Surprise 4: we missed one of our own predictions
We pre-registered specific numeric floors before collecting data. We beat most of them. One we hit right at the line, and one we missed — and pre-registration is the thing that forces us to say so:
- Early-warning lead time. We predicted LoopGain would flag a diverging loop a median of ≥ 3 iterations before the fixed cap hits its catastrophic point. It flagged at a median of 3 — exactly the floor, with no margin. It did flag in 364 of 367 catastrophe trials, so it almost never misses the divergence; it just doesn’t give you more warning than we promised. Met, reported flat, not rounded up.
- Framework parity. We predicted ≤ 5 percentage-points of quality spread between adapters on the same task. On debate (AutoGen vs CrewAI) we saw 5.5 — missed by 0.5 pp. Well under the threshold that would have killed the claim, but past what we predicted, so it’s in the writeup, not a footnote.
The parity miss didn’t fire a kill criterion. We’re reporting it because a careful reader finds it anyway, and honest is faster than spin.
Surprise 5: aggressive stopping has a real cost on retrieval
On the iterative-RAG cell, LoopGain cut cost 98.1% — the biggest single-cell saving in the bench.

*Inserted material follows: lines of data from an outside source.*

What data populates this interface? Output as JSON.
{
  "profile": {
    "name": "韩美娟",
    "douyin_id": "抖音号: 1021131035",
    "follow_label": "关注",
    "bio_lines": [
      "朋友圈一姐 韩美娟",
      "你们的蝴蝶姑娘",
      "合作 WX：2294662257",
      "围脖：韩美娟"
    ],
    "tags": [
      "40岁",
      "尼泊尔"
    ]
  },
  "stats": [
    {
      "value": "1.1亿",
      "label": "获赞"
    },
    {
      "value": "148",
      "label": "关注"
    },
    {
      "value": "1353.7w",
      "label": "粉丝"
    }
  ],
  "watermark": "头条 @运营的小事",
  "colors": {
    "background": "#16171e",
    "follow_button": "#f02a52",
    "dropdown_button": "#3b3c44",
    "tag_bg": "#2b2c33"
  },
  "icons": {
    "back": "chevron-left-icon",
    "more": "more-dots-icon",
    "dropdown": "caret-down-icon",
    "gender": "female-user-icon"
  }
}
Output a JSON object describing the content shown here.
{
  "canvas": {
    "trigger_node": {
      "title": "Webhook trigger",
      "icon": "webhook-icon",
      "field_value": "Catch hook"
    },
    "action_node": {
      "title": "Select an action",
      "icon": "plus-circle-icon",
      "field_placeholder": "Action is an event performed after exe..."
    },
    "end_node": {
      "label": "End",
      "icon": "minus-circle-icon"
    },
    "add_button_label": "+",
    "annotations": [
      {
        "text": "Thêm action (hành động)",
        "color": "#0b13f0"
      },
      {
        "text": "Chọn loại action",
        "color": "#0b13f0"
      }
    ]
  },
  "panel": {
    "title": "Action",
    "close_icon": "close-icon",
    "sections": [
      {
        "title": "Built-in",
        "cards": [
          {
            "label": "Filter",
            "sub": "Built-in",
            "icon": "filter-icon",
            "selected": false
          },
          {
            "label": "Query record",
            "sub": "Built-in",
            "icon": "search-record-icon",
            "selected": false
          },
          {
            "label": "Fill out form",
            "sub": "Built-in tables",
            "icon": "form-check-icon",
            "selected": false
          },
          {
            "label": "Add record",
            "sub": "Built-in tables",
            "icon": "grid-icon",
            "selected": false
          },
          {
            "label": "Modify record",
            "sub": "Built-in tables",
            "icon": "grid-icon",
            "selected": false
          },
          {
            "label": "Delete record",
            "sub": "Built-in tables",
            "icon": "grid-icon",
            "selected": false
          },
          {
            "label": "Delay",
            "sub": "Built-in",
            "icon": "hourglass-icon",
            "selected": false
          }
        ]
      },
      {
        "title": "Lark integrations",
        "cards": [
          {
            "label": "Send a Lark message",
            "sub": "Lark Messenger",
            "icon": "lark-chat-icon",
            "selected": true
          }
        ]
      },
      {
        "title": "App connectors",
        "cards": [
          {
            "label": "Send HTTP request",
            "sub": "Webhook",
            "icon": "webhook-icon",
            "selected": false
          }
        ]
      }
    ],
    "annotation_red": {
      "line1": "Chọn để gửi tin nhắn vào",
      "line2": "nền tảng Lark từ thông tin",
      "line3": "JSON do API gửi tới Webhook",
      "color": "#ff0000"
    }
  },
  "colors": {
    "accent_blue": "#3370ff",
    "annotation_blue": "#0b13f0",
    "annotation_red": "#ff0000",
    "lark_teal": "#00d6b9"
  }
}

It also retrieved the gold document 4.5 percentage points less often than the run-to-cap baseline (85.0% vs 89.5% hit@5). LoopGain’s early stop occasionally cuts off a retrieval loop that would have found the answer with a few more revision attempts.
That’s a genuine trade-off, not a rounding error: on retrieval workloads you can buy back some of that 4.5 pp by making LoopGain’s stopping more conservative. We report the default-config result because shipping the number that flatters you and hiding the tuning knob is how benchmarks lose trust.
Why pre-register a benchmark for your own product?
Because a benchmark’s job isn’t to produce the cleanest number — it’s to produce the truest one, and the only way to keep yourself honest is to write the predictions down before you can see the data. We locked the protocol, the hypotheses, and six kill criteria before any real cell ran. Zero of the six fired — but one predicted floor was missed and another landed right at the line, and you just read about both, because the registration made hiding them impossible.
Everything is public: the protocol with its amendments, the full raw trial data (every iteration of all 8,000 runs), the per-cell tables, and the live dashboard populated with all 2,000 trials. Reproduce it, argue with it, or run it on your own workloads — the harness is in the repo.
The headline is 92.8% cheaper. The reason to believe it is everything above that complicates it.
LoopGain is pip install loopgain, Apache-2.0. The benchmark, protocol, and raw
data are open; the numbers here
are the registered results from loopgain 0.4.0.